Under the following kinds of transfer land could never be redeemed—

1. Ai-sere-ni-wa-ni-kuna (Loosening of the strangling cord)

This was land given by the family of a dead man to the family of his widow, who strangled herself in honour of her husband's memory. The custom of strangling wives is closely interwoven with the ancient beliefs regarding a future state. As has been explained already, the widow who did not court the strangling cord was assumed to have been unfaithful to her dead husband, and by following him along the path of the Shades she saved his memory as well as her own from dishonour, and her services thus deserved a recompense at the hands of his kinsmen.

[Page header: THE LOPPED FINGER]

Land given in this form of transfer could never be redeemed.
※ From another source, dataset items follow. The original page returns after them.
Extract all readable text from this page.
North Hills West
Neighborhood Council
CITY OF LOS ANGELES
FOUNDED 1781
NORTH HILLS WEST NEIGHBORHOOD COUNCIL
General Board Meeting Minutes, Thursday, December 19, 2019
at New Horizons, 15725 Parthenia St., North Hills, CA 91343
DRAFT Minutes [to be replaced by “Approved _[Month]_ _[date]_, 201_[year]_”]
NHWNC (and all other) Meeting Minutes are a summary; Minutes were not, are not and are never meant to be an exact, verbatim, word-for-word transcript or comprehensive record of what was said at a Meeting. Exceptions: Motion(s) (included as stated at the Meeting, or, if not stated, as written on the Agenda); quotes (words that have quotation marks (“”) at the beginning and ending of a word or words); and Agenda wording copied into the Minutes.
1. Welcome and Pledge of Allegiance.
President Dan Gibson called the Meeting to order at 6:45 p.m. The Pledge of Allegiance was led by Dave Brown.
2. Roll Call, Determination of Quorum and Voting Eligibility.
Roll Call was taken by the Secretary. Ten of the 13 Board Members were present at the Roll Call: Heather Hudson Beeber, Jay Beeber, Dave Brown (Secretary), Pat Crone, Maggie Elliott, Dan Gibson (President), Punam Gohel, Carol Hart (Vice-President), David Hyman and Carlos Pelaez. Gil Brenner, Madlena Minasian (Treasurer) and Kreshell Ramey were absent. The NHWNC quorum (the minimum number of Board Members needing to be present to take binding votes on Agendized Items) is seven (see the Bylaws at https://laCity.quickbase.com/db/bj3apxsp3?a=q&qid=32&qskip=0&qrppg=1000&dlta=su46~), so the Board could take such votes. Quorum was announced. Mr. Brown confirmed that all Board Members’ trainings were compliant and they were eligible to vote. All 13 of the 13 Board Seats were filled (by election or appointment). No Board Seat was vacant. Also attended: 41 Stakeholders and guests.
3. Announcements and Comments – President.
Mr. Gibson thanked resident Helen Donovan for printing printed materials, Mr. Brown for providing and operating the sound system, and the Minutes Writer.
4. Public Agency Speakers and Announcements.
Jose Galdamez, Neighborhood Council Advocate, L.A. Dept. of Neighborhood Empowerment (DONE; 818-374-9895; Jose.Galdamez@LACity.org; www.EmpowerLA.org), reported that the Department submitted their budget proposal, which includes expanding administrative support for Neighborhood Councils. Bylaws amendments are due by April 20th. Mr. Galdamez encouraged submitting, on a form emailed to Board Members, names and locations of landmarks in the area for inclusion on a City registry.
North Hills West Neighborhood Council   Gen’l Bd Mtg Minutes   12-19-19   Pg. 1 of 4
But it must be remembered that the transferees belonged to a tribe very closely connected by the ties of marriage and vasu with the donors, and that land was therefore virtually a transfer within the limits of the tribe.

2. Ai-sere-i-soli-ni-mate (The unrolling of the shroud) and

3. Tholambuka (Carrying firewood)

Under these two customs, the relations of a sick man brought a bale of native cloth in which to wrap his body when dead, or firewood with which to cook his food when too ill to go and get it for himself, and the dying man, unable to make other return, presented them with a piece of land. Land so transferred was never redeemed, but in these cases again it is to be remembered that it was a transfer within the limits of the tribe.